Lets have a closer look:

each file gets on creation 1 kB metadata.
as soon as there is content in the file, it also allocates one disk sector (ashift).
when that disk sector is full, another one is allocated. And so on, until recordsize is reached.
when reaching recordsize, the file occupies exactly 1 recordsize + 1kB metadata
when the file grows beyond 1 recordsize, two things happen:
- additional 8 kB metadata is allocated.
- an additional recordsize is allocated: the allocation is now no longer per sector/ashift, but per recordsize. So, in the default config (128k recordsize), when the file grows beyond 128k, the allocation is 1kB initial metadata + 2 x 128kB recordsize + 8 kB extra metadata = 265kB. Then the file can grow up to 256kB without further allocation, and then the next recordsize is allocated.
There is no difference between 8K and 128K recordsize, only the additional 8kB metadata is already allocated for files > 8kB. A file of 256 kB will always use 256 + 9 kB.

When recordsize < sectorsize/ashift, then nevertheless each record will occupy one sector. So, with ashift = 12 and recordsize = 2K, everything allocates about twice the space it needs, no matter the filesize.

With raidz things are a bit different:

an empty file still used 1kB metadata.
the first sector now allocates 5 kB (instead of 4), the second also, and the third sector allocates 6 kB. The 4th sector then allocates nothing at all, so a 16 kB file still fits into 17 kB. Also 64kB file fit into 65kB, and 128kB file fit into 129kB (so it is still 1 recordsize + 1 kB metadata).
Only when surpassing recordsize, the additional 8kB of metadata are not 8kB, but 10 kB. The metadata is allocated as a separate entity, and analogously the first and second sector each need 5 kB.
Over all, this is only a moderate overhead of a small single-digit percentage.

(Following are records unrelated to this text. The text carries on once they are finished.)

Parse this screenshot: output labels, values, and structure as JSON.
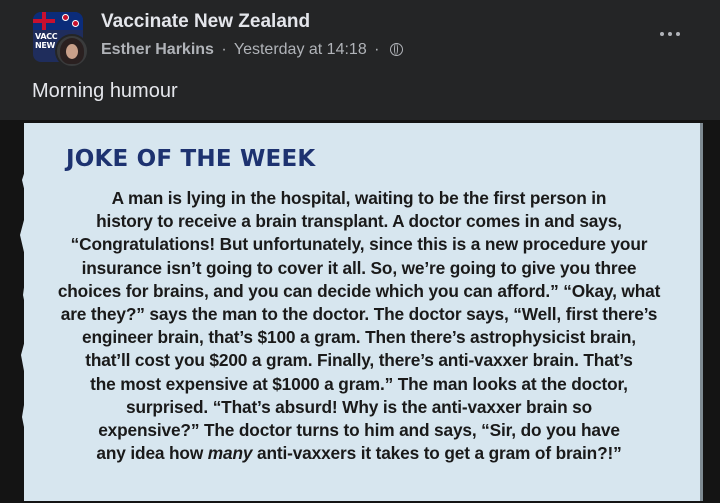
{
  "header": {
    "group_name": "Vaccinate New Zealand",
    "author": "Esther Harkins",
    "separator": "·",
    "timestamp": "Yesterday at 14:18",
    "separator2": "·",
    "privacy_icon": "globe-icon",
    "more_icon": "more-horizontal-icon",
    "avatar_text_line1": "VACC",
    "avatar_text_line2": "NEW Z"
  },
  "post": {
    "text": "Morning humour"
  },
  "image": {
    "title": "JOKE OF THE WEEK",
    "lines": [
      "A man is lying in the hospital, waiting to be the first person in",
      "history to receive a brain transplant. A doctor comes in and says,",
      "“Congratulations! But unfortunately, since this is a new procedure your",
      "insurance isn’t going to cover it all. So, we’re going to give you three",
      "choices for brains, and you can decide which you can afford.” “Okay, what",
      "are they?” says the man to the doctor. The doctor says, “Well, first there’s",
      "engineer brain, that’s $100 a gram. Then there’s astrophysicist brain,",
      "that’ll cost you $200 a gram. Finally, there’s anti-vaxxer brain. That’s",
      "the most expensive at $1000 a gram.” The man looks at the doctor,",
      "surprised. “That’s absurd! Why is the anti-vaxxer brain so",
      "expensive?” The doctor turns to him and says, “Sir, do you have"
    ],
    "last_line_before": "any idea how ",
    "last_line_emphasis": "many",
    "last_line_after": " anti-vaxxers it takes to get a gram of brain?!”",
    "colors": {
      "card_background": "#d7e6ef",
      "title_color": "#1d3270",
      "body_color": "#1a1a1a"
    }
  }
}
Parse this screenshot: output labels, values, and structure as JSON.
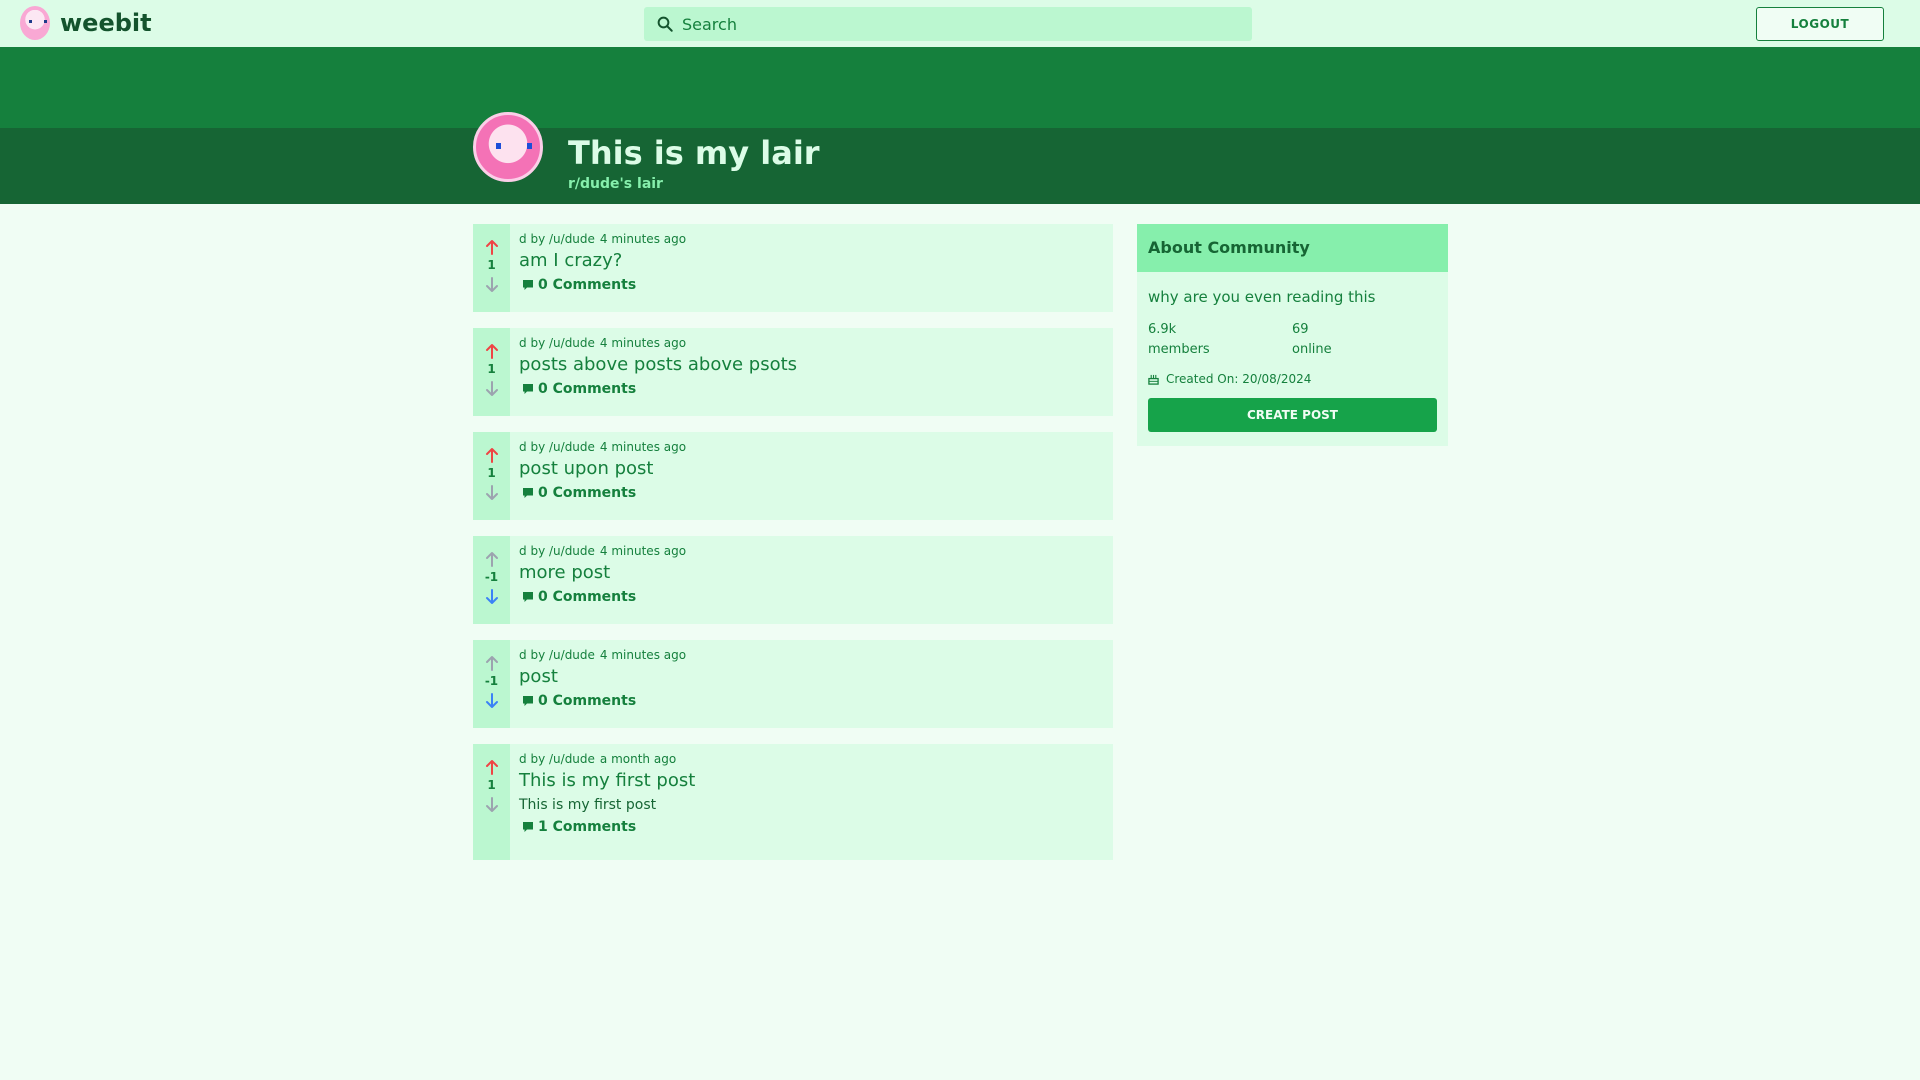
{
  "app": {
    "name": "weebit"
  },
  "search": {
    "placeholder": "Search"
  },
  "nav": {
    "logout_label": "LOGOUT"
  },
  "community": {
    "title": "This is my lair",
    "subtitle": "r/dude's lair"
  },
  "posts": [
    {
      "community": "d",
      "by": "by",
      "author": "/u/dude",
      "time": "4 minutes ago",
      "title": "am I crazy?",
      "body": "",
      "score": "1",
      "vote": "up",
      "comments": "0 Comments"
    },
    {
      "community": "d",
      "by": "by",
      "author": "/u/dude",
      "time": "4 minutes ago",
      "title": "posts above posts above psots",
      "body": "",
      "score": "1",
      "vote": "up",
      "comments": "0 Comments"
    },
    {
      "community": "d",
      "by": "by",
      "author": "/u/dude",
      "time": "4 minutes ago",
      "title": "post upon post",
      "body": "",
      "score": "1",
      "vote": "up",
      "comments": "0 Comments"
    },
    {
      "community": "d",
      "by": "by",
      "author": "/u/dude",
      "time": "4 minutes ago",
      "title": "more post",
      "body": "",
      "score": "-1",
      "vote": "down",
      "comments": "0 Comments"
    },
    {
      "community": "d",
      "by": "by",
      "author": "/u/dude",
      "time": "4 minutes ago",
      "title": "post",
      "body": "",
      "score": "-1",
      "vote": "down",
      "comments": "0 Comments"
    },
    {
      "community": "d",
      "by": "by",
      "author": "/u/dude",
      "time": "a month ago",
      "title": "This is my first post",
      "body": "This is my first post",
      "score": "1",
      "vote": "up",
      "comments": "1 Comments"
    }
  ],
  "about": {
    "header": "About Community",
    "description": "why are you even reading this",
    "members_count": "6.9k",
    "members_label": "members",
    "online_count": "69",
    "online_label": "online",
    "created": "Created On: 20/08/2024",
    "create_post_label": "CREATE POST"
  },
  "icons": {
    "search": "search-icon",
    "upvote": "arrow-up-icon",
    "downvote": "arrow-down-icon",
    "comment": "comment-icon",
    "cake": "cake-icon"
  },
  "colors": {
    "upvote_active": "#ef4444",
    "downvote_active": "#3b82f6",
    "vote_inactive": "#9ca3af",
    "brand_dark": "#166534",
    "brand": "#15803d"
  }
}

But then when changing recordsize to 8kB:

an 8kB file does still occupy 11 kB: 1kB metadata + 5kB first sector + 5kB second sector.
beyond 8kB we need:
- the additional 8kB metadata
- an additional recordsize of 8kB
- this together (8 kB + 8 kB) makes 22 kB - for whatever reason.
when getting beyond 16kB, another 8 kB recordsize is needed, which again allocates 10 kB.
and so on: each further 8 kB record allocates either 10 or 11 kB. While beforehand, with recordsize 128k, the allocation lined up at every 16 kB, these 16 kB are now never reached: each 8 kB record seems to be treated as a separate entity and each one overconsumes 2 or 3 kB.
Taken together, 2 or 3 of 8 is precisely the observed 33%.

PMc · Jun 13, 2019

Proof of concept: as it appears that this specific raidz stripe allocation scheme aligns after every 16 kB, the overconsumption should disappear with a recordsize=16k

Code:

0 K size -> 1 K alloc
1 K size -> 6 K alloc
2 K size -> 6 K alloc
3 K size -> 6 K alloc
4 K size -> 6 K alloc
5 K size -> 11 K alloc
6 K size -> 11 K alloc
7 K size -> 11 K alloc
8 K size -> 11 K alloc
9 K size -> 17 K alloc
11 K size -> 17 K alloc
12 K size -> 17 K alloc
13 K size -> 17 K alloc
15 K size -> 17 K alloc
16 K size -> 17 K alloc
17 K size -> 43 K alloc
23 K size -> 43 K alloc
24 K size -> 43 K alloc
25 K size -> 43 K alloc
31 K size -> 43 K alloc
32 K size -> 43 K alloc
33 K size -> 59 K alloc
63 K size -> 75 K alloc
64 K size -> 75 K alloc
65 K size -> 91 K alloc
127 K size -> 139 K alloc
128 K size -> 139 K alloc
129 K size -> 155 K alloc
254 K size -> 267 K alloc
255 K size -> 267 K alloc
256 K size -> 267 K alloc
257 K size -> 283 K alloc

We can see, 256kB file now consumes 267kB space, just as with recordsize=128k. So this change conserves 33% of disk space!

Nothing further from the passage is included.